Our second daughter and I are reading Charlotte’s Web together. She looks for words she knows in the picture books she looks at. All of us are reading Heidi together and have almost finished The Chronicles of Narnia on audiobook. We like sampling poetry from A Rocket in my Pocket and are reading a Nate Saint biography in history.
Again, those are the regulars during our week. We also read dozens of picture books and listen to portions of other audiobooks when we are eating lunch or driving. What books did your family read in April?

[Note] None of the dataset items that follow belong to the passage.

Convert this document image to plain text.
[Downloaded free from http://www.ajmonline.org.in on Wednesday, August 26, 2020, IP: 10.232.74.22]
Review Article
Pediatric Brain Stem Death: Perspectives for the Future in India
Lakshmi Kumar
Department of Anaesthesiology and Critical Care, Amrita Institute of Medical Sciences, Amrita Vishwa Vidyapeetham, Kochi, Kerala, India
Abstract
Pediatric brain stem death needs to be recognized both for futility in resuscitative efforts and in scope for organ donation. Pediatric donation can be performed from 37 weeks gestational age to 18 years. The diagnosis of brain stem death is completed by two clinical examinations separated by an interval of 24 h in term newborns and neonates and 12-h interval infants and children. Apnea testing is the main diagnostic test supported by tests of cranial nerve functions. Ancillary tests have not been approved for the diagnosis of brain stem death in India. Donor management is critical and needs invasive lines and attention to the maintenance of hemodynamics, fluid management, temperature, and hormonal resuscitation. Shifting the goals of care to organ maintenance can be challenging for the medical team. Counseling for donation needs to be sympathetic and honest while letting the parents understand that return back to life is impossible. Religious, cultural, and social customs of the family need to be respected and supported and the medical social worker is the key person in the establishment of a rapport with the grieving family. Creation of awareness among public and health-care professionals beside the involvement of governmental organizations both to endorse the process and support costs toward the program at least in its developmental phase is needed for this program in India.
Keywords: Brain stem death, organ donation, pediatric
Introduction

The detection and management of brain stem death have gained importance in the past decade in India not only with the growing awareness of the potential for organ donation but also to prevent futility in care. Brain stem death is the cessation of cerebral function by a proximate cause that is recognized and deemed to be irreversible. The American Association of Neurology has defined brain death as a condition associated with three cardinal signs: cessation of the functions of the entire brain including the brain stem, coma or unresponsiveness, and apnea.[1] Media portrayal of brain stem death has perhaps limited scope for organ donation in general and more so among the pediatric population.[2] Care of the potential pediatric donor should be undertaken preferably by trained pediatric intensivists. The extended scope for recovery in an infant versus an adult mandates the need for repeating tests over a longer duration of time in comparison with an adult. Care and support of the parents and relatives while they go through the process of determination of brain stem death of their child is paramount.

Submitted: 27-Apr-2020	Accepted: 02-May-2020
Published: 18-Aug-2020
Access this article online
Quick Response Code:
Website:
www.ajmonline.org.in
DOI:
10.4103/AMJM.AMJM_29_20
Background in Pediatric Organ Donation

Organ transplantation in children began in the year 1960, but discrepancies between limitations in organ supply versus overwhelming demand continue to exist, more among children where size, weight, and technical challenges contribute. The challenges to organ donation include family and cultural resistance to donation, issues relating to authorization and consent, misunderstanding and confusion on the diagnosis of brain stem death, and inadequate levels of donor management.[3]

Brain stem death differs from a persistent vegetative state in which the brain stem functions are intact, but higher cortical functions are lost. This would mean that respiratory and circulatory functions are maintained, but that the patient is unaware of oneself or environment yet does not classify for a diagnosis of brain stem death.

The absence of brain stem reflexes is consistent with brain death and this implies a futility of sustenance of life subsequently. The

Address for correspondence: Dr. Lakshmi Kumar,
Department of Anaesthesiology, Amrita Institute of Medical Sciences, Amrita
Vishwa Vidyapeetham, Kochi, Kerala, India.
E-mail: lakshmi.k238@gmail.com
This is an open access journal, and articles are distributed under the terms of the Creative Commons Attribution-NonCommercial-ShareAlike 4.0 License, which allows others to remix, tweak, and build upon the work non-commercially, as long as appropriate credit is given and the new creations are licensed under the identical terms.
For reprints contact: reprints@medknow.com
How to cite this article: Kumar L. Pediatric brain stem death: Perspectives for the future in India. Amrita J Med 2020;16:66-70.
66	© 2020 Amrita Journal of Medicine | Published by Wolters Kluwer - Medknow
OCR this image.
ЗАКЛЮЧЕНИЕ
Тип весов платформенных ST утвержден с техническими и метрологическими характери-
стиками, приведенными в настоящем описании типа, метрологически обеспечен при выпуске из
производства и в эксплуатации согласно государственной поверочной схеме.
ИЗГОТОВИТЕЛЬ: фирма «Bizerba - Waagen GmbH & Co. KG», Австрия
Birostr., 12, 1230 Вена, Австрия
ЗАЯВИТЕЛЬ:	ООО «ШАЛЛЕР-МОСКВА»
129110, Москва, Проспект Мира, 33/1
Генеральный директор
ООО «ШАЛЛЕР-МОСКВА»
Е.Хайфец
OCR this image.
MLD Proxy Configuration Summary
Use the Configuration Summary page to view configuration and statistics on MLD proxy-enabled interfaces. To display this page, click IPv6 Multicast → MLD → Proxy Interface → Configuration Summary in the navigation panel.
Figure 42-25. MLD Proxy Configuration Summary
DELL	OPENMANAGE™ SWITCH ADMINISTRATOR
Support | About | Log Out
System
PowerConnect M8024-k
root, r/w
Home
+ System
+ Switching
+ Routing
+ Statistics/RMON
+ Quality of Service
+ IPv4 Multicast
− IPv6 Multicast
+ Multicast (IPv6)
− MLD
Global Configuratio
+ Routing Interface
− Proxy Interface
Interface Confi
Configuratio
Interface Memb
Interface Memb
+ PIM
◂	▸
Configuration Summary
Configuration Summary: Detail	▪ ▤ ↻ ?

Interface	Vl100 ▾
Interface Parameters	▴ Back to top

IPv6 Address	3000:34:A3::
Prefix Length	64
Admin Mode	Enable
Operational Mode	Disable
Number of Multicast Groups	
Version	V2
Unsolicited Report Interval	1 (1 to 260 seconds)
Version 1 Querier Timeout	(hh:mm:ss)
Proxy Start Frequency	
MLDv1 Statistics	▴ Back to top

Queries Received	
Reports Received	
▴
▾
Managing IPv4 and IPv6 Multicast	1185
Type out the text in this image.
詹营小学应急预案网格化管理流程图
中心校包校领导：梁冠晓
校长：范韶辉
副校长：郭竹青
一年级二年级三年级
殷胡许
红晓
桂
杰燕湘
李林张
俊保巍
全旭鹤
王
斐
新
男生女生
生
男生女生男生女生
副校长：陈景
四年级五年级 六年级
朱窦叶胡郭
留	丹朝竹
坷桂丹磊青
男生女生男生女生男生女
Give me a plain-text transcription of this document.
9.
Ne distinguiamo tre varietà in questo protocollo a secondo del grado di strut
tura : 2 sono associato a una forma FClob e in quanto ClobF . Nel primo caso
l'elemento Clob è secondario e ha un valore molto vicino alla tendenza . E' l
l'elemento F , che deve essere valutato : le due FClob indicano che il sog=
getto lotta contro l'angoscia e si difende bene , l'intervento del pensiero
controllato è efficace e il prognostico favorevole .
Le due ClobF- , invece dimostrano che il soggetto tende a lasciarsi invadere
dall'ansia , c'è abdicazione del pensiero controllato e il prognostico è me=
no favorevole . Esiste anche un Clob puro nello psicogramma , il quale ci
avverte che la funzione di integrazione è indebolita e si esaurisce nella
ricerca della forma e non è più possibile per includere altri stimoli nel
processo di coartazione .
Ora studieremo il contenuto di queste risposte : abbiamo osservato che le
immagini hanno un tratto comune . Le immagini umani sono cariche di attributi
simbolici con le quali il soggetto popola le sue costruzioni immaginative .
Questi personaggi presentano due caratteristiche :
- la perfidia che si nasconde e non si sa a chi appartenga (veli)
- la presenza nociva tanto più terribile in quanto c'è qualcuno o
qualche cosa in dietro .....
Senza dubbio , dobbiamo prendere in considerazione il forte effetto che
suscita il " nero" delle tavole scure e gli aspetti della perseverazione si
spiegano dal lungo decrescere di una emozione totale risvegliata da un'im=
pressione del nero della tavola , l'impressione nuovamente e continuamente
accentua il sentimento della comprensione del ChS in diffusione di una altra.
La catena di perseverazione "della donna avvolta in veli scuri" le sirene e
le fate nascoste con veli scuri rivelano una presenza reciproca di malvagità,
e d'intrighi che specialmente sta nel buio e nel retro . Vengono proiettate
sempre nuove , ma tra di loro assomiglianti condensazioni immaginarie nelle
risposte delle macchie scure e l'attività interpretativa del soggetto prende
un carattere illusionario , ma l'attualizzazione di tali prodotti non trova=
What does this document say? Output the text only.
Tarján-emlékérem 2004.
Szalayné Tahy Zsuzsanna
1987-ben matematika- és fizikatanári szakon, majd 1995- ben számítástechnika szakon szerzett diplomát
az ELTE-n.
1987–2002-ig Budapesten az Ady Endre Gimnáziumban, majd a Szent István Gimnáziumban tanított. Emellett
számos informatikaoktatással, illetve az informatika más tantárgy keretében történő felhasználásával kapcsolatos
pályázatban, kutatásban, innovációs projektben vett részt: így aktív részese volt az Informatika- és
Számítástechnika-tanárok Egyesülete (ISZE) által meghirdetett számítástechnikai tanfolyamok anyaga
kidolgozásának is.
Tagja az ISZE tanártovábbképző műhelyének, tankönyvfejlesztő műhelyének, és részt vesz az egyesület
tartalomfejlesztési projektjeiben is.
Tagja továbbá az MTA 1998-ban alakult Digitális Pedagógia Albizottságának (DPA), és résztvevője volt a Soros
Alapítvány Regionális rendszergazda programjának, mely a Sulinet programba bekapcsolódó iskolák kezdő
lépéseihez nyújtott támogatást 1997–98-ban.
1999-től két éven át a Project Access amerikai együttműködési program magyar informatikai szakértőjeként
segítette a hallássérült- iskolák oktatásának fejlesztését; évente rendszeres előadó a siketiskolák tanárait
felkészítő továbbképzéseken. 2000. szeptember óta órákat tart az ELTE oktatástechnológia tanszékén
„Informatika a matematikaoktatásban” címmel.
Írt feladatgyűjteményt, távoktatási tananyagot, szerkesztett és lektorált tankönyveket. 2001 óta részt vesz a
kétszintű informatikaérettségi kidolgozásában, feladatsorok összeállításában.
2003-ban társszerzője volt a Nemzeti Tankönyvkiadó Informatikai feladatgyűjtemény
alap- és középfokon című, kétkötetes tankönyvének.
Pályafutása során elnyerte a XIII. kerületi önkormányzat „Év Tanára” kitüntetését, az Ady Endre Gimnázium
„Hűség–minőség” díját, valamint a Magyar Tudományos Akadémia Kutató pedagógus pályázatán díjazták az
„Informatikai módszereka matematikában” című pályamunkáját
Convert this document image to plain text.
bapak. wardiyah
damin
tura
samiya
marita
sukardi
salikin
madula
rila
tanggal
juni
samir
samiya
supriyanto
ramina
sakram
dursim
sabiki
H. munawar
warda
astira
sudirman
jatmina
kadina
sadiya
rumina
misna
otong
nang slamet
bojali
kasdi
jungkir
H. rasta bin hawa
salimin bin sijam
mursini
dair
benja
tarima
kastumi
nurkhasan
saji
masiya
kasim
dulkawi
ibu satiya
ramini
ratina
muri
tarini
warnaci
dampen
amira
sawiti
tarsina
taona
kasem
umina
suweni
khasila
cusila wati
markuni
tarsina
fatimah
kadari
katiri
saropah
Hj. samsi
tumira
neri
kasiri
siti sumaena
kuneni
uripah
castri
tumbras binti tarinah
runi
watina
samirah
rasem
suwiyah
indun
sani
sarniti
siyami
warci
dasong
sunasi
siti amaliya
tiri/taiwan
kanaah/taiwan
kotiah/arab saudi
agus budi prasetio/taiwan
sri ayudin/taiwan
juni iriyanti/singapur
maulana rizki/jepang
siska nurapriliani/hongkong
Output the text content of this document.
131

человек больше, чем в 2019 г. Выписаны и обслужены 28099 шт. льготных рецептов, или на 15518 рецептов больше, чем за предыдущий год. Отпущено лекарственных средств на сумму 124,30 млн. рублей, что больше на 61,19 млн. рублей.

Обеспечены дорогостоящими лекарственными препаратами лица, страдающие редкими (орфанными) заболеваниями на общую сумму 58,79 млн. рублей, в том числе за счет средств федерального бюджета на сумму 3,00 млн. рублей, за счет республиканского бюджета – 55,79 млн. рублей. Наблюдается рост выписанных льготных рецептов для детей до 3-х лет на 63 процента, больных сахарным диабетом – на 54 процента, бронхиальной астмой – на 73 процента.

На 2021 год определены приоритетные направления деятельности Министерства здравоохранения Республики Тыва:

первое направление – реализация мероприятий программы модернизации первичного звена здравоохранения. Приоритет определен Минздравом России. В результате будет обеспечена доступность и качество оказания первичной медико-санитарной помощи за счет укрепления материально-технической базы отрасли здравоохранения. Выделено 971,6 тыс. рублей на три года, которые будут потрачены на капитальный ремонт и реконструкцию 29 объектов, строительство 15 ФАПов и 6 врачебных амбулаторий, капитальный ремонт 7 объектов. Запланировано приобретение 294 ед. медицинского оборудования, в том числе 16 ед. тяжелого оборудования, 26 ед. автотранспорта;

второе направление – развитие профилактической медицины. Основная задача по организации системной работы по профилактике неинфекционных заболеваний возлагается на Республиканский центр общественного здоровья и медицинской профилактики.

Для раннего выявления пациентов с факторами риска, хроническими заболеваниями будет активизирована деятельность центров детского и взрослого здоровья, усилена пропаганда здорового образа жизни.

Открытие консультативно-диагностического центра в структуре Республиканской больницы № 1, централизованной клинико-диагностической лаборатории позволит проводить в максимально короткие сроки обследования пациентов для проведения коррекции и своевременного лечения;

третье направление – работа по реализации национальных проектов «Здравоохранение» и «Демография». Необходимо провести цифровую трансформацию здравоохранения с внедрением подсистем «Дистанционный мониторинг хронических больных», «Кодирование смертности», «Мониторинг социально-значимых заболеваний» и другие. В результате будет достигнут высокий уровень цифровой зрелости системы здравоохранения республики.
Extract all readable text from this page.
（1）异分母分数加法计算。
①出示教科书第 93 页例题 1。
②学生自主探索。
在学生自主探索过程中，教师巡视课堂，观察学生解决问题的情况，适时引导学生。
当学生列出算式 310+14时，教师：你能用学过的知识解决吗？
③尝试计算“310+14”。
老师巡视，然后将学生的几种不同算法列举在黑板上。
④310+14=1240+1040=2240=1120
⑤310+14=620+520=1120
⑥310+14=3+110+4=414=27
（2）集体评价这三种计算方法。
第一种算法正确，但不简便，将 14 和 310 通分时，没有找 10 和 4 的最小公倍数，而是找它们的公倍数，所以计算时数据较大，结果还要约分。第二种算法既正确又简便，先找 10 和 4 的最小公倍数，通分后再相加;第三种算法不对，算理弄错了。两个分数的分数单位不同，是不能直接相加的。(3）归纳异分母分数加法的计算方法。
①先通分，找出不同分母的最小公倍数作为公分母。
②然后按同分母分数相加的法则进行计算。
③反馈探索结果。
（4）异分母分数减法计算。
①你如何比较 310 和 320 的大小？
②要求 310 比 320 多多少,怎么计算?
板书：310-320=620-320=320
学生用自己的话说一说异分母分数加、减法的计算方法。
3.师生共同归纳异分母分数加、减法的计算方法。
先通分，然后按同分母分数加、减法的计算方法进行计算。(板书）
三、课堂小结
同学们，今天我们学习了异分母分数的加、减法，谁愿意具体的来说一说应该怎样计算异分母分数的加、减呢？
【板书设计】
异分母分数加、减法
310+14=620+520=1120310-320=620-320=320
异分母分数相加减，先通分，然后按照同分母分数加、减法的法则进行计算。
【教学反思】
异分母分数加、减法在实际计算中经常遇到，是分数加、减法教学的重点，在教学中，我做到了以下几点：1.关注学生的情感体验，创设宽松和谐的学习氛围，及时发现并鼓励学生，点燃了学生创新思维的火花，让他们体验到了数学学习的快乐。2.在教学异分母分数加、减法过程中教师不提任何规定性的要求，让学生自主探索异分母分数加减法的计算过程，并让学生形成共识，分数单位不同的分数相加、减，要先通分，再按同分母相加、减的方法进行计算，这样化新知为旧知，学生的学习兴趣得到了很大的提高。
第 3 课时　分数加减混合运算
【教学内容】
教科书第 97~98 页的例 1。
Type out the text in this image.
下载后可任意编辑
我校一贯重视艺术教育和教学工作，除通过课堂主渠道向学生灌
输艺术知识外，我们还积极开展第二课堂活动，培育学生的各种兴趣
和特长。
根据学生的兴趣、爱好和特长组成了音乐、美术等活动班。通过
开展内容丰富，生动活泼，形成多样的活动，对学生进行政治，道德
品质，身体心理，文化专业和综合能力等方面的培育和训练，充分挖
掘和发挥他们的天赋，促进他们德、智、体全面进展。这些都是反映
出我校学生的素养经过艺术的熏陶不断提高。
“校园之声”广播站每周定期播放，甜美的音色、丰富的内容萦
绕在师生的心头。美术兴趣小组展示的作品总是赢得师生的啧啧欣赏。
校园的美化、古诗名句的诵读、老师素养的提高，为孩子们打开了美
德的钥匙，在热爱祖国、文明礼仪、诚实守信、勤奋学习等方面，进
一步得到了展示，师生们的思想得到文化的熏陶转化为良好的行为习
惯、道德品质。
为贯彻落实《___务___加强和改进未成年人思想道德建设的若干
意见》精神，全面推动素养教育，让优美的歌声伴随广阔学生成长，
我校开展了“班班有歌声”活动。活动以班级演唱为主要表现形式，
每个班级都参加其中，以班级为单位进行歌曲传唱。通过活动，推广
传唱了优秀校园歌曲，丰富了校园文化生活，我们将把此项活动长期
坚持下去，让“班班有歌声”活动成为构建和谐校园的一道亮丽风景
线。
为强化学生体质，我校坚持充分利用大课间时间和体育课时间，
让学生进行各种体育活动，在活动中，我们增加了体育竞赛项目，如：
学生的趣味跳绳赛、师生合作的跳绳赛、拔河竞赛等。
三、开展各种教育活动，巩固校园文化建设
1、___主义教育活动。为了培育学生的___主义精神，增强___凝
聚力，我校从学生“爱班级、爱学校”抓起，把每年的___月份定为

I listened to an audiobook of Agatha Christie’s Murder on the Links. For studying, I read the case NFIB v. Sebelius, where the highest court in our nation interpreted the “Commerce Clause” of our Constitution to mean that the federal government could regulate commerce that already existed, but could not force individual citizens to enter commerce by purchasing healthcare. Even though a tax power exists that can penalize refusals to purchase healthcare, it goes to show how important proper grammar and word choice are. By reading, your kids are using some of the same tools that are necessary to running the United States of America!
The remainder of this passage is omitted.